Festival Helaran Pajajaran hadir dengan konsep baru berupa teatrikal berjalan yang mengangkat kisah kejayaan Kerajaan Pakuan Pajajaran. Tidak sekadar menjadi agenda hiburan tahunan, festival ini dirancang sebagai simbol penguatan identitas sejarah dan budaya Kota Bogor yang memiliki keterkaitan erat dengan peradaban Sunda di masa lampau.
Wali Kota Bogor, Dedie A. Rachim, menegaskan bahwa perubahan nama sekaligus konsep helaran merupakan langkah strategis dalam membangun karakter masyarakat Kota Bogor yang berlandaskan sejarah, budaya, dan kearifan lokal.

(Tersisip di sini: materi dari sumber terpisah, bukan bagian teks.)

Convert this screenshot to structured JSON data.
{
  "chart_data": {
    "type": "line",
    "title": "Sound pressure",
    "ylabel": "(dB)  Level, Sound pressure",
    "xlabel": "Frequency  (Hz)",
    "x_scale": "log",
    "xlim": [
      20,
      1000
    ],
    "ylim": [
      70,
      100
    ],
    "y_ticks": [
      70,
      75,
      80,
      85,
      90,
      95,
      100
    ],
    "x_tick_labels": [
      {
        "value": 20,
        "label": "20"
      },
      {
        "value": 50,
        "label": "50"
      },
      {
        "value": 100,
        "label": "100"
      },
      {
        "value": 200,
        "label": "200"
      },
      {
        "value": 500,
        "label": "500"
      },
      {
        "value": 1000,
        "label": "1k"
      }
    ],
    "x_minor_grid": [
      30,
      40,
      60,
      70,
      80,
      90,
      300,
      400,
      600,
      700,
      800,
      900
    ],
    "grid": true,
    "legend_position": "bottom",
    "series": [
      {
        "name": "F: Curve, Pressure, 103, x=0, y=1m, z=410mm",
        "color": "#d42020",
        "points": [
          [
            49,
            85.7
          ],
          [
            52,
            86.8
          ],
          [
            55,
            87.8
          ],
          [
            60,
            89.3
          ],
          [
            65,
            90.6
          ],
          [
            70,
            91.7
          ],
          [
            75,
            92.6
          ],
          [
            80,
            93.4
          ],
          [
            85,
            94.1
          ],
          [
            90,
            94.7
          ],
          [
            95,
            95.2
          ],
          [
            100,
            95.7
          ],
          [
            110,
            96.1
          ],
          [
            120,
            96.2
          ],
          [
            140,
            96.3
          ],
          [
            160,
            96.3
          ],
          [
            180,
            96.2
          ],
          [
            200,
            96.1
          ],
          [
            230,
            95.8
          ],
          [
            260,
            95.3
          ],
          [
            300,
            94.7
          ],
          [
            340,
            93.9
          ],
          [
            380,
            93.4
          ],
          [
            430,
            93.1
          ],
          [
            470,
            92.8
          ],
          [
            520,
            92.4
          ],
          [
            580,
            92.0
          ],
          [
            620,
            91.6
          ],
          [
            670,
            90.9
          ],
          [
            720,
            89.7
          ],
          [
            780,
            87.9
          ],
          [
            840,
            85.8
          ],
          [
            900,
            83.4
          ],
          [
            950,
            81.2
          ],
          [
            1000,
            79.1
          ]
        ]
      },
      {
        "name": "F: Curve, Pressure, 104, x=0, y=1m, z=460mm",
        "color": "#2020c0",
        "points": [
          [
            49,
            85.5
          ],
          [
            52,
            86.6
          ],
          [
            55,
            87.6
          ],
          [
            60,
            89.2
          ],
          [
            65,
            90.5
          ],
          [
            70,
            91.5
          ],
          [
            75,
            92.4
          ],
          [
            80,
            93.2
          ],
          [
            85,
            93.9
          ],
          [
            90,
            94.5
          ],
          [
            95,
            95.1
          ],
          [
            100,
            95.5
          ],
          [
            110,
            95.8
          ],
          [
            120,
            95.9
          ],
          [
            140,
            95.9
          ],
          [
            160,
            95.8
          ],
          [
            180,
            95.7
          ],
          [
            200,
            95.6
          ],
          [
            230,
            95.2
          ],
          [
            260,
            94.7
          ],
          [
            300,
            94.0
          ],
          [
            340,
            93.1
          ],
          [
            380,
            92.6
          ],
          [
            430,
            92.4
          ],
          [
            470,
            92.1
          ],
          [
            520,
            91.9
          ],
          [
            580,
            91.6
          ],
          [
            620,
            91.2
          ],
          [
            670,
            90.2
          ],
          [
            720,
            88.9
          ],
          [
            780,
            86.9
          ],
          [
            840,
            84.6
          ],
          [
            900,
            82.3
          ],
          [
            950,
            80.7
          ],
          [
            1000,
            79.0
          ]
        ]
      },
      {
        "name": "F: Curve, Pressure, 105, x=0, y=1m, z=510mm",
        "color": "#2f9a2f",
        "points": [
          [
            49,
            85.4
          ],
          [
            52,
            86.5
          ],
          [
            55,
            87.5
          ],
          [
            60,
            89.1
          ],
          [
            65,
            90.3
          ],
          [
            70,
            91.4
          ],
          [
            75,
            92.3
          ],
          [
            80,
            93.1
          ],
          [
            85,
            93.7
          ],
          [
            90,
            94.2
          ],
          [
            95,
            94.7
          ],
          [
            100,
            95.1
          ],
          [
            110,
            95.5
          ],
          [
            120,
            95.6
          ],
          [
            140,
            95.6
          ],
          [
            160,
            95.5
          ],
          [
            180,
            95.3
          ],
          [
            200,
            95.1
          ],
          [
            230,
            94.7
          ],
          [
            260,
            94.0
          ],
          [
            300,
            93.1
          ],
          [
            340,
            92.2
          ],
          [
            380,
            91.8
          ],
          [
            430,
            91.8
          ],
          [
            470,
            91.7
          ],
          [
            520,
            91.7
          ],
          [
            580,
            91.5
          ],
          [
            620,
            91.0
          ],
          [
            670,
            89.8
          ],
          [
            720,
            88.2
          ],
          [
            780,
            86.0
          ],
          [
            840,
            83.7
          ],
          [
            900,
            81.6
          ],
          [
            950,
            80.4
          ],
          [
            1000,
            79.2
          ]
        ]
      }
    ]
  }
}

"Tahun ini kita mulai dengan nama Festival Helaran Pajajaran yang akan dilaksanakan mulai tahun 2026 terus sampai ke depan. Kenapa Helaran Pajajaran? Karena kita mengukir banyak sekali sejarah baru, di mana kita sekarang sudah punya Museum Pajajaran. Ini bagian dari bagaimana membangun manusia Kota Bogor, bukan hanya pembangunan infrastruktur. Kita jadikan sebagai identitas baru, kota yang memang punya kaitan sejarah dengan Pakuan Pajajaran," ujar Dedie A. Rachim.

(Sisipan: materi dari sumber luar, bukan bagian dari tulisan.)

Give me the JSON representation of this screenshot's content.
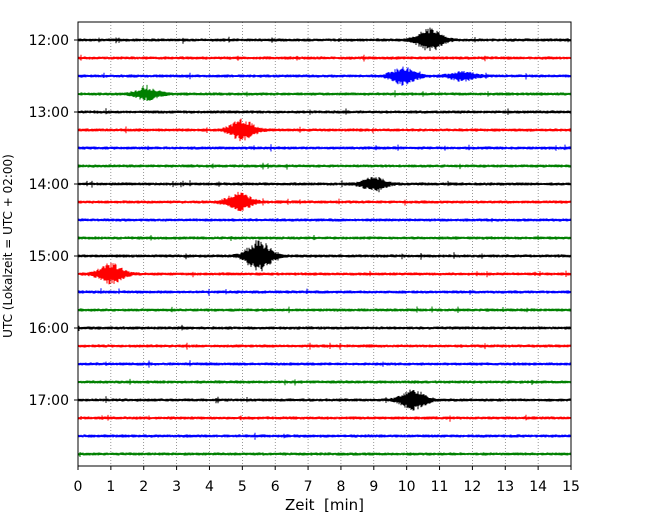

Menurutnya, pembangunan sebuah kota tidak hanya diukur dari kemajuan fisik dan infrastruktur semata, tetapi juga dari keberhasilan menjaga serta menghidupkan identitas budaya yang menjadi akar sejarah masyarakatnya. Kehadiran Museum Pajajaran menjadi salah satu fondasi penting dalam memperkuat narasi tersebut.
Dedie menjelaskan, rangkaian peringatan Hari Jadi Bogor ke-544 sebenarnya telah dimulai sejak sidang paripurna pada 3 Juni 2026. Berbagai kegiatan seperti pameran seni, olahraga, dan perlombaan telah digelar sebagai bagian dari perayaan. Namun, Festival Helaran Pajajaran menjadi puncak kemeriahan yang dirancang secara khusus dengan melibatkan lebih dari 50 sanggar seni dan komunitas budaya.
Mereka menampilkan drama teatrikal kolosal yang mengisahkan perjalanan Prabu Siliwangi dan kejayaan Pakuan Pajajaran. Pertunjukan tersebut menjadi daya tarik utama yang berhasil memukau ribuan masyarakat yang hadir.